Lattice Boltzmann framework for accurate NMR simulation in porous media

Nuclear magnetic resonance (NMR) responses of fluids saturating porous media arise from complex relaxation-diffusion dynamics of polarized spins. These constitute a sensitive probe of the microstructure and are described by the Bloch-Torrey equations. An NMR simulation framework based on an augmented lattice Boltzmann method aimed at the fine-scale resolution of nuclear polarization density is presented. The approach encapsulates the time evolution of the full magnetization vector and naturally incorporates the mechanisms of diffusional transport.
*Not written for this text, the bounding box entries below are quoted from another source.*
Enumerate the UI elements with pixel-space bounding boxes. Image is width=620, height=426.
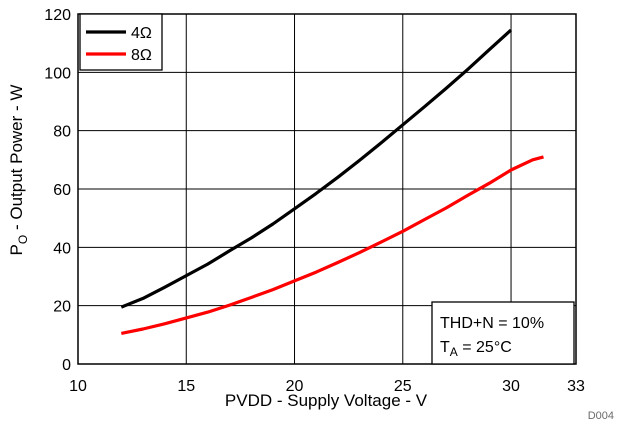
series-line-0: [120, 28, 513, 309]
x-axis-title: PVDD - Supply Voltage - V: [225, 391, 428, 410]
y-axis-title: PO - Output Power - W: [7, 85, 30, 256]
y-tick-label: 120: [44, 7, 71, 24]
series-line-1: [120, 155, 544, 335]
conditions-annotation: THD+N = 10% TA = 25°C: [431, 301, 575, 365]
y-tick-label: 40: [53, 240, 71, 257]
legend-label-8ohm: 8Ω: [131, 47, 152, 64]
conditions-temperature-sub: A: [450, 345, 458, 359]
series-lines: [120, 28, 544, 335]
plot-area-frame: [77, 13, 577, 365]
x-tick-label: 15: [177, 378, 195, 395]
conditions-box: [431, 301, 575, 365]
conditions-temperature-rest: = 25°C: [458, 339, 512, 356]
y-tick-label: 60: [53, 182, 71, 199]
y-tick-label: 0: [62, 357, 71, 374]
y-axis-title-main: P: [7, 244, 26, 255]
y-axis-ticks: 0 20 40 60 80 100 120: [44, 7, 71, 374]
legend-label-4ohm: 4Ω: [131, 25, 152, 42]
x-tick-label: 25: [394, 378, 412, 395]
conditions-temperature: TA = 25°C: [440, 339, 512, 359]
y-axis-title-rest: - Output Power - W: [7, 85, 26, 235]
x-tick-label: 10: [69, 378, 87, 395]
figure-id: D004: [588, 410, 614, 422]
y-tick-label: 100: [44, 65, 71, 82]
y-axis-title-subscript: O: [16, 235, 30, 244]
x-tick-label: 33: [567, 378, 585, 395]
conditions-temperature-main: T: [440, 339, 450, 356]
y-tick-label: 20: [53, 299, 71, 316]
y-tick-label: 80: [53, 124, 71, 141]
conditions-thd: THD+N = 10%: [440, 315, 544, 332]
x-axis-ticks: 10 15 20 25 30 33: [69, 378, 585, 395]
x-tick-label: 20: [286, 378, 304, 395]
legend-box: [79, 13, 163, 71]
x-tick-label: 30: [502, 378, 520, 395]
grid-lines: [78, 14, 576, 364]
legend: 4Ω 8Ω: [79, 13, 163, 71]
Spin dephasing mechanisms are fully resolved at tomogram voxel scale to account for magnetic field inhomogeneity. The approach is validated against analytical solutions of spin-echo decays for simple pore geometries. An application to a nano-computed-tomography image of chalk with inhomogeneous internal fields yields $T_2$ spectral measures in good agreement with experiment and illustrates the spatial pore-scale dynamics of net magnetization. Findings establish the feasibility of the framework for pure diffusion and present an approach vector to modeling the evolution of magnetization under flow conditions.

Figure 1

D3Q27 basis $\left\{{\mathit{e}}_{0:26}\right\}$ illustrated in 3D perspective projection with respective weights $\left\{w_{0:26}\right\}$: twenty-six neighbors in addition to the rest particle.

Figure 2

Diagram of finite-difference phase increment operation on a local magnetization vector $q_i$ in ${\mathbb{R}}^3$.

Figure 3

Illustration of NMR-LBM surface relaxation bounce-back principle with a D2Q5 lattice example (boundary voxels are depicted in gray; fluid voxels are in white).

Figure 4

Analytical solutions alongside simulated spin-echo intensity decays under restricted diffusion conditions for [(a) and (d)] planar, [(b) and (e)] circular, and [(c) and (f)] spherical geometries (1-, 2-, and 3-spheres, respectively).

Figure 5

Comparison of NMR-LBM and RW decay data alongside fast diffusion limit (FDL) analytical models for spherical pores $5\mu$m in diameter for various Cartesian discretizations: (a) $d=20\epsilon , \epsilon =250$ nm; (b) $d=40\epsilon , \epsilon =125$ nm; (c) $d=60\epsilon , \epsilon =83.3$ nm; and (d) $d=80\epsilon , \epsilon =62.5$ nm.

Figure 6

Three-dimensional image of the chalk subsample digital segmentation used for simulations: cubic voxels of side length $\epsilon =64$ nm, “0” labels for void space, and “1” labels for chalk solid matrix.

Figure 7

Spectral profiles of (a) experimental acquisitions and (b) NMR-LBM simulations and (c) random-walk simulations on chalk at 2 MHz; $t_E=100\mu$s and $t_E=1000\mu$s.

Figure 8

Spectral profiles of (a) experimental acquisitions and (b) NMR-LBM simulations on chalk at 43 MHz; $t_E=100\mu$s and $t_E=1000\mu$s.

Figure 9

Clockwise from top right: Two-dimensional $xy$ plane slices through the ${380}^3$ transverse magnetization density map taken during along a CPMG sequence at 4, 159, and 318 echoes at $t_E=100\mu$s; 2D $xy$ slice through the chalk tomogram at the same $z$ coordinate. Chalk solid matrix is illustrated in white and void is in black.

Figure 10

Cross section through a subsection of a micro-CT tomogram of the chalk sample at a resolution of $\epsilon =688$ nm with a field of view of ${1200}^2$ voxels, illustrating both the predominant matrix porosity, and larger-scale “vugs” as well as larger-scale solid grains.